Ignores: Some can, yes, however at least in my case I don’t believe that the torrent client that I am using can. And I’m unaware of any pure FTP clients (not download managers with FTP built in) that do that.

REST API: This wouldn’t address people using inotify, requires programs that can send syncthing commands on download completion, and would preclude other files (made by other programs) from being synced, or necessitate splitting downloaded files to one folder and non-downloaded files to another.


(uok) #6

what programs are you using?


(Jakob Borg) #7

Curiously enough Syncthing actually had this feature way back in version 0.2 or thereabouts.
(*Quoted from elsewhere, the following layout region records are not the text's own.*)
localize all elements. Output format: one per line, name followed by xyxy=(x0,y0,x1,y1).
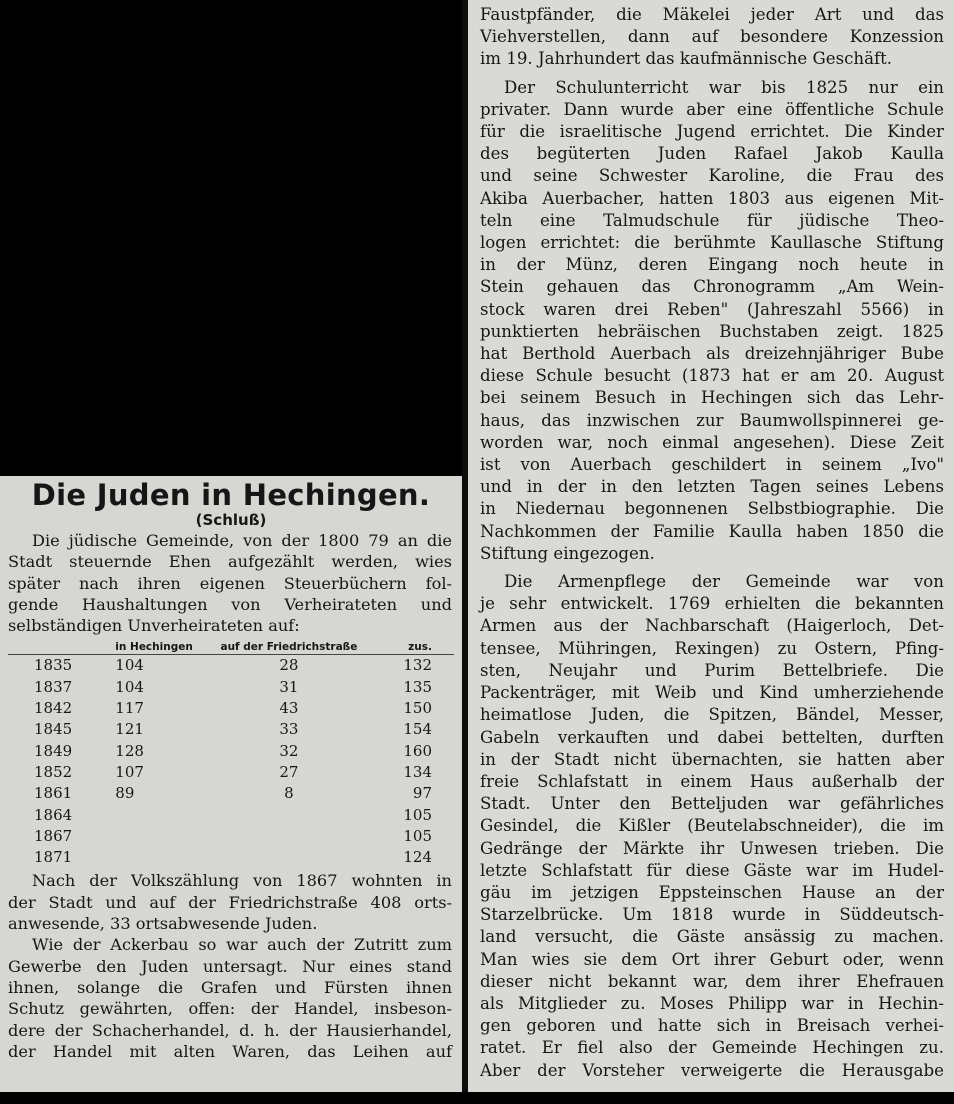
table-cell: 32 xyxy=(279,741,299,760)
text-line: später nach ihren eigenen Steuerbüchern fol- xyxy=(8,573,452,593)
text-line: der Stadt und auf der Friedrichstraße 408 orts- xyxy=(8,892,452,912)
table-row xyxy=(8,783,454,804)
table-cell: 124 xyxy=(403,848,432,867)
text-line: Stadt. Unter den Betteljuden war gefährliches xyxy=(480,794,944,814)
text-line: Armen aus der Nachbarschaft (Haigerloch, Det- xyxy=(480,616,944,636)
table-cell: 1867 xyxy=(34,826,73,845)
text-line: Stiftung eingezogen. xyxy=(480,543,655,563)
text-line: Wie der Ackerbau so war auch der Zutritt zum xyxy=(32,935,452,955)
table-cell: 134 xyxy=(403,762,432,781)
text-line: Akiba Auerbacher, hatten 1803 aus eigenen Mit- xyxy=(480,188,944,208)
table-cell xyxy=(210,805,368,826)
table-cell: 132 xyxy=(403,656,432,675)
table-row xyxy=(8,847,454,868)
table-cell: 89 xyxy=(115,784,135,803)
text-line: und in der in den letzten Tagen seines Lebens xyxy=(480,477,944,497)
text-line: freie Schlafstatt in einem Haus außerhalb der xyxy=(480,771,944,791)
table-cell: 33 xyxy=(279,720,299,739)
left-column xyxy=(0,476,462,1092)
text-line: land versucht, die Gäste ansässig zu machen. xyxy=(480,927,944,947)
text-line: Gewerbe den Juden untersagt. Nur eines stand xyxy=(8,956,452,976)
text-line: gen geboren und hatte sich in Breisach verhei- xyxy=(480,1016,944,1036)
text-line: Die jüdische Gemeinde, von der 1800 79 an die xyxy=(32,531,452,550)
text-line: anwesende, 33 ortsabwesende Juden. xyxy=(8,914,318,934)
text-line: Packenträger, mit Weib und Kind umherziehende xyxy=(480,683,944,703)
text-line: Nach der Volkszählung von 1867 wohnten in xyxy=(32,871,452,891)
text-line: des begüterten Juden Rafael Jakob Kaulla xyxy=(480,144,944,164)
text-line: stock waren drei Reben" (Jahreszahl 5566) in xyxy=(480,299,944,319)
article-headline: Die Juden in Hechingen. xyxy=(31,478,431,512)
text-line: dere der Schacherhandel, d. h. der Hausierhandel, xyxy=(8,1020,452,1040)
table-cell: 154 xyxy=(403,720,432,739)
text-line: als Mitglieder zu. Moses Philipp war in Hechin- xyxy=(480,993,944,1013)
table-cell: 150 xyxy=(403,699,432,718)
table-header-row xyxy=(8,640,454,655)
table-cell: 160 xyxy=(403,741,432,760)
text-line: in der Münz, deren Eingang noch heute in xyxy=(480,255,944,275)
table-cell: 121 xyxy=(115,720,144,739)
table-cell: 105 xyxy=(403,826,432,845)
poor-relief-paragraph xyxy=(468,571,954,1082)
table-header: auf der Friedrichstraße xyxy=(210,640,368,655)
text-line: punktierten hebräischen Buchstaben zeigt. 1825 xyxy=(480,321,944,341)
text-line: Man wies sie dem Ort ihrer Geburt oder, wenn xyxy=(480,949,944,969)
text-line: Schutz gewährten, offen: der Handel, insbeson- xyxy=(8,999,452,1019)
trade-paragraph xyxy=(0,934,462,1062)
text-line: für die israelitische Jugend errichtet. Die Kinder xyxy=(480,122,944,142)
text-line: in der Stadt nicht übernachten, sie hatten aber xyxy=(480,749,944,769)
table-cell: 43 xyxy=(279,699,299,718)
text-line: ihnen, solange die Grafen und Fürsten ihnen xyxy=(8,977,452,997)
text-line: bei seinem Besuch in Hechingen sich das Lehr- xyxy=(480,388,944,408)
census-paragraph xyxy=(0,870,462,934)
table-cell: 1835 xyxy=(34,656,73,675)
text-line: Viehverstellen, dann auf besondere Konzession xyxy=(480,27,944,47)
text-line: je sehr entwickelt. 1769 erhielten die bekannten xyxy=(480,594,944,614)
text-line: gende Haushaltungen von Verheirateten und xyxy=(8,594,452,614)
text-line: Faustpfänder, die Mäkelei jeder Art und das xyxy=(480,5,944,24)
table-row xyxy=(8,655,454,677)
table-cell: 1849 xyxy=(34,741,73,760)
blacked-out-region xyxy=(0,0,464,476)
text-line: sten, Neujahr und Purim Bettelbriefe. Die xyxy=(480,660,944,680)
text-line: diese Schule besucht (1873 hat er am 20. August xyxy=(480,366,944,386)
table-cell xyxy=(99,826,210,847)
text-line: der Handel mit alten Waren, das Leihen auf xyxy=(8,1041,452,1061)
text-line: worden war, noch einmal angesehen). Diese Zeit xyxy=(480,432,944,452)
text-line: Stein gehauen das Chronogramm „Am Wein- xyxy=(480,277,944,297)
table-cell: 1861 xyxy=(34,784,73,803)
text-line: letzte Schlafstatt für diese Gäste war im Hudel- xyxy=(480,860,944,880)
text-line: in Niedernau begonnenen Selbstbiographie. Die xyxy=(480,499,944,519)
table-cell: 31 xyxy=(279,677,299,696)
text-line: Stadt steuernde Ehen aufgezählt werden, wies xyxy=(8,552,452,572)
table-cell: 1871 xyxy=(34,848,73,867)
table-cell xyxy=(99,805,210,826)
text-line: Starzelbrücke. Um 1818 wurde in Süddeutsch- xyxy=(480,905,944,925)
text-line: hat Berthold Auerbach als dreizehnjähriger Bube xyxy=(480,344,944,364)
table-cell: 1864 xyxy=(34,805,73,824)
text-line: teln eine Talmudschule für jüdische Theo- xyxy=(480,210,944,230)
table-header: in Hechingen xyxy=(99,640,210,655)
table-cell: 28 xyxy=(279,656,299,675)
table-cell: 8 xyxy=(284,784,294,803)
intro-paragraph xyxy=(0,530,462,636)
table-cell: 107 xyxy=(115,762,144,781)
table-header xyxy=(8,640,99,655)
article-subtitle: (Schluß) xyxy=(195,511,267,529)
table-cell: 104 xyxy=(115,677,144,696)
table-cell: 135 xyxy=(403,677,432,696)
table-cell xyxy=(99,847,210,868)
table-cell: 27 xyxy=(279,762,299,781)
text-line: Der Schulunterricht war bis 1825 nur ein xyxy=(504,77,944,97)
table-cell: 97 xyxy=(412,784,432,803)
text-line: Die Armenpflege der Gemeinde war von xyxy=(504,572,944,592)
table-row xyxy=(8,741,454,762)
continuation-paragraph xyxy=(468,4,954,71)
text-line: und seine Schwester Karoline, die Frau des xyxy=(480,166,944,186)
table-cell: 1852 xyxy=(34,762,73,781)
right-column xyxy=(468,0,954,1092)
table-row xyxy=(8,762,454,783)
text-line: gäu im jetzigen Eppsteinschen Hause an der xyxy=(480,882,944,902)
table-cell: 105 xyxy=(403,805,432,824)
text-line: logen errichtet: die berühmte Kaullasche Stiftung xyxy=(480,233,944,253)
text-line: Gesindel, die Kißler (Beutelabschneider), die im xyxy=(480,816,944,836)
text-line: im 19. Jahrhundert das kaufmännische Geschäft. xyxy=(480,49,893,69)
table-row xyxy=(8,805,454,826)
text-line: ist von Auerbach geschildert in seinem „Ivo" xyxy=(480,455,944,475)
table-row xyxy=(8,698,454,719)
table-header: zus. xyxy=(368,640,454,655)
text-line: heimatlose Juden, die Spitzen, Bändel, Messer, xyxy=(480,705,944,725)
table-row xyxy=(8,826,454,847)
text-line: tensee, Mühringen, Rexingen) zu Ostern, Pfing- xyxy=(480,638,944,658)
table-cell: 117 xyxy=(115,699,144,718)
text-line: privater. Dann wurde aber eine öffentliche Schule xyxy=(480,99,944,119)
table-row xyxy=(8,719,454,740)
text-line: ratet. Er fiel also der Gemeinde Hechingen zu. xyxy=(480,1038,944,1058)
table-cell: 1837 xyxy=(34,677,73,696)
text-line: Aber der Vorsteher verweigerte die Herausgabe xyxy=(480,1060,944,1080)
text-line: dieser nicht bekannt war, dem ihrer Ehefrauen xyxy=(480,971,944,991)
bottom-border xyxy=(0,1092,954,1104)
table-cell: 1845 xyxy=(34,720,73,739)
table-cell: 104 xyxy=(115,656,144,675)
table-cell: 128 xyxy=(115,741,144,760)
school-paragraph xyxy=(468,77,954,565)
text-line: haus, das inzwischen zur Baumwollspinnerei ge- xyxy=(480,410,944,430)
table-cell xyxy=(210,847,368,868)
text-line: Gedränge der Märkte ihr Unwesen trieben. Die xyxy=(480,838,944,858)
table-cell: 1842 xyxy=(34,699,73,718)
household-table xyxy=(8,640,454,868)
text-line: Gabeln verkauften und dabei bettelten, durften xyxy=(480,727,944,747)
text-line: selbständigen Unverheirateten auf: xyxy=(8,616,300,636)
table-cell xyxy=(210,826,368,847)
table-row xyxy=(8,677,454,698)
text-line: Nachkommen der Familie Kaulla haben 1850 die xyxy=(480,521,944,541)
I remember it caused confusion and frustration when it didn’t rescan files that had changed and getting the threshold anywhere near right was difficult. I’m not super fond of going back to it.


(Audrius Butkevicius) #8

Stop syncthing when you are in your peak activity.


(John Veness) #9

I don’t know what torrent client you’re using, but some of them (e.g. deluge) have a feature where it will move completed downloads to a different folder. So you could have your completed downloads folder synced with syncthing, but not the incomplete downloads folder.


(tsftd) #10

Makes sense that if you did have it in the past and it caused problems, it isn’t a great idea.


(tsftd) #11

Yes, that’s what I’ll end up doing for the torrents. Unfortunately, rTorrent is a pain in the bum to do it with (you have to set it individually for each watchdir).


(tsftd) #12

Unfortunately, a lot of the activity is automated – flexget parses rss feeds for what I want, then downloads the .torrent into an rTorrent watchdir, automatically starting it. I guess maybe I could use a daemon to pause syncthing when rTorrent’s CPU usage spikes, but that would be a whole lot of work, as I’d have to learn how to do all of it.


(Minooch) #13

I’ll second downloading to a temp folder and moving once completed. Seems way more logical than adding useless features


(Nas) #14

I see the ‘arguments against’ make sense, but I do also experience the same issue as the OP. Especially because in my network there are several NAS’ses, that really keep quite busy with the syncing due to this. It’s a network with 12 people, files change all the time and are of all kinds, so temp switching off or relying on excluding file extensions won’t work.

Maybe somebody will come up with an alternative approach; for me it certainly won’t be a useless feature. It’s actually the only inconvenience I still have with Syncthing; other than that, I’m extremely happy with it.


(Jakob Borg) #15

Increase the scan interval, for roughly the same effect?